Teşekkür ederim; Bana yazmamışsın ama..
Elbette tanıdım yazını; Değişmemiş hiç.
Değişen bir şey olmadı zaten, acı bile aynı acı.
Bana gönderilmemiş ama, mektubu ben okudum
Utanmadım, kimseye de ihanet etmedim.
Suskun geçen bunca yıldan sonra, hesap verecek değildim.
Şimdi de vermeyeceğim.
Elin değmiş bu mektuba!
Aşık olduğum elin. O aşka susamışım.
Hakkım var o elin yazdığı mektubu açmaya.
Merakım cezasını buldu işte.
Nerden bilirdim her satırda adımı okuyacağımı?
Uzun bahtsızlığımızın kısa hikayesini yazdığını nasıl tahmin ederdim?
Düşünüyordum, hatta korkuyordum,
uzun süren suskunluğun ya benden çalınmış huzursa,
ya beni unutacak kadar güçlenmişsen…
Oysa ancak anılara teslim olmayacak kadardı benim gücüm.
On yıldır dökemediğim göz yaşlarımdır delilim.
Nasıl bilebilirdim,
senin de hala acı çektiğini, tıpkı benim gibi?
Erkeksin sen, akıllı, nitelikli.
Tüm Hıristiyanlık birleşse, dolduramaz yerini.
Kendimi avutuyordum o bir erkek diyordum.
Senden beklememeliydim, bendeki duygusallığı.
Biliyor musun, başım göğe ererdi sana bakarken.
Sanki bende olmayan her şey sende vardı.
Sanıyordum ki, tüm acıları geride bırakacak kadar güçlüsün.

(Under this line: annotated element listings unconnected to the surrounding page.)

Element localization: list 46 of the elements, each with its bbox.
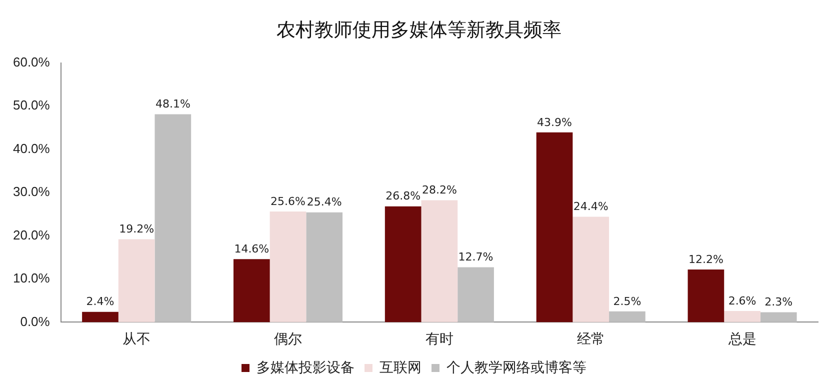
y-tick-label: 60.0% (12, 54, 50, 70)
legend-label: 多媒体投影设备 (256, 358, 354, 375)
y-tick-label: 40.0% (12, 140, 50, 156)
chart-title: 农村教师使用多媒体等新教具频率 (276, 18, 562, 43)
data-label: 25.6% (270, 194, 306, 208)
y-tick-label: 50.0% (12, 98, 50, 113)
bar (421, 200, 458, 322)
data-label: 2.3% (764, 296, 793, 309)
bar (609, 311, 646, 322)
bar (724, 310, 760, 322)
bar (82, 312, 118, 322)
data-label: 24.4% (573, 200, 608, 214)
bar (536, 132, 573, 322)
data-label: 2.6% (728, 294, 756, 308)
data-label: 12.2% (688, 252, 724, 266)
y-tick-label: 20.0% (12, 227, 50, 242)
data-label: 2.4% (86, 295, 114, 308)
bar (760, 312, 797, 322)
bar (233, 259, 270, 322)
data-label: 26.8% (386, 190, 421, 203)
data-label: 25.4% (306, 196, 342, 209)
y-tick-label: 0.0% (20, 314, 50, 329)
x-tick-label: 有时 (425, 330, 454, 346)
data-label: 43.9% (537, 116, 572, 129)
data-label: 28.2% (422, 184, 457, 197)
bar (688, 269, 724, 322)
bar (270, 212, 306, 322)
bar (458, 267, 494, 322)
bar (154, 114, 192, 322)
data-label: 48.1% (155, 98, 190, 111)
data-label: 14.6% (234, 242, 270, 256)
y-tick-label: 30.0% (12, 184, 50, 200)
data-label: 19.2% (119, 222, 154, 236)
x-tick-label: 总是 (727, 330, 756, 346)
x-tick-label: 从不 (122, 330, 151, 346)
bar (306, 212, 343, 322)
bar (572, 216, 610, 322)
y-tick-label: 10.0% (12, 270, 50, 286)
data-label: 12.7% (458, 250, 494, 264)
legend-label: 互联网 (380, 358, 422, 375)
bar (384, 206, 422, 322)
legend-label: 个人教学网络或博客等 (446, 358, 586, 375)
x-tick-label: 经常 (576, 330, 605, 346)
x-tick-label: 偶尔 (274, 330, 302, 346)
data-label: 2.5% (613, 294, 642, 308)
bar (118, 239, 155, 322)
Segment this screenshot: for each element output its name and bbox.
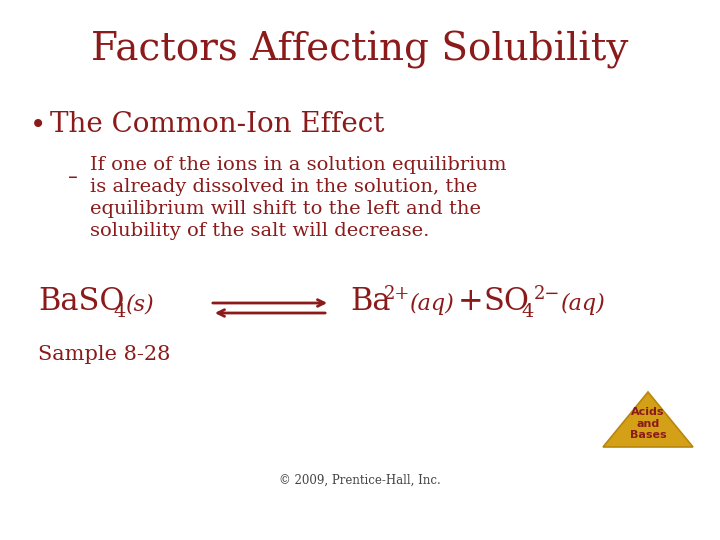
Text: Factors Affecting Solubility: Factors Affecting Solubility — [91, 31, 629, 69]
Text: 4: 4 — [521, 303, 534, 321]
Text: (aq): (aq) — [410, 293, 455, 315]
Text: –: – — [68, 168, 78, 187]
Text: The Common-Ion Effect: The Common-Ion Effect — [50, 111, 384, 138]
Text: (s): (s) — [126, 293, 155, 315]
Text: equilibrium will shift to the left and the: equilibrium will shift to the left and t… — [90, 200, 481, 218]
Text: solubility of the salt will decrease.: solubility of the salt will decrease. — [90, 222, 429, 240]
Text: 4: 4 — [113, 303, 125, 321]
Polygon shape — [603, 392, 693, 447]
Text: Acids
and
Bases: Acids and Bases — [630, 407, 666, 441]
Text: Sample 8-28: Sample 8-28 — [38, 346, 171, 365]
Text: If one of the ions in a solution equilibrium: If one of the ions in a solution equilib… — [90, 156, 506, 174]
Text: 2+: 2+ — [384, 285, 410, 303]
Text: © 2009, Prentice-Hall, Inc.: © 2009, Prentice-Hall, Inc. — [279, 474, 441, 487]
Text: (aq): (aq) — [561, 293, 606, 315]
Text: Ba: Ba — [350, 286, 390, 317]
Text: BaSO: BaSO — [38, 286, 125, 317]
Text: is already dissolved in the solution, the: is already dissolved in the solution, th… — [90, 178, 477, 196]
Text: 2−: 2− — [534, 285, 560, 303]
Text: +: + — [458, 286, 484, 317]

Yanılmışım… Zayıflıktan değil acıların.
Öylesine güçlüsün ki, göz göze yaşıyorsun acılarla.
Sakınmıyorsun, gözlerini kaçırmıyorsun onlardan.
Istırabın duruyor önümde satır satır, hem de el yazınla.
– Ah, Abelard! Dokunuşlarını bana taşıyan
o kağıdı, o mürekkebi nasıl seviyorum…-
O kör yıllar boyunca sakladığım acı
çıkıyor yüreğimden,
karşıma dikiliyor; bakıyorum:
Aynı yaşlardayız onunla, boyumuz bosumuz aynı.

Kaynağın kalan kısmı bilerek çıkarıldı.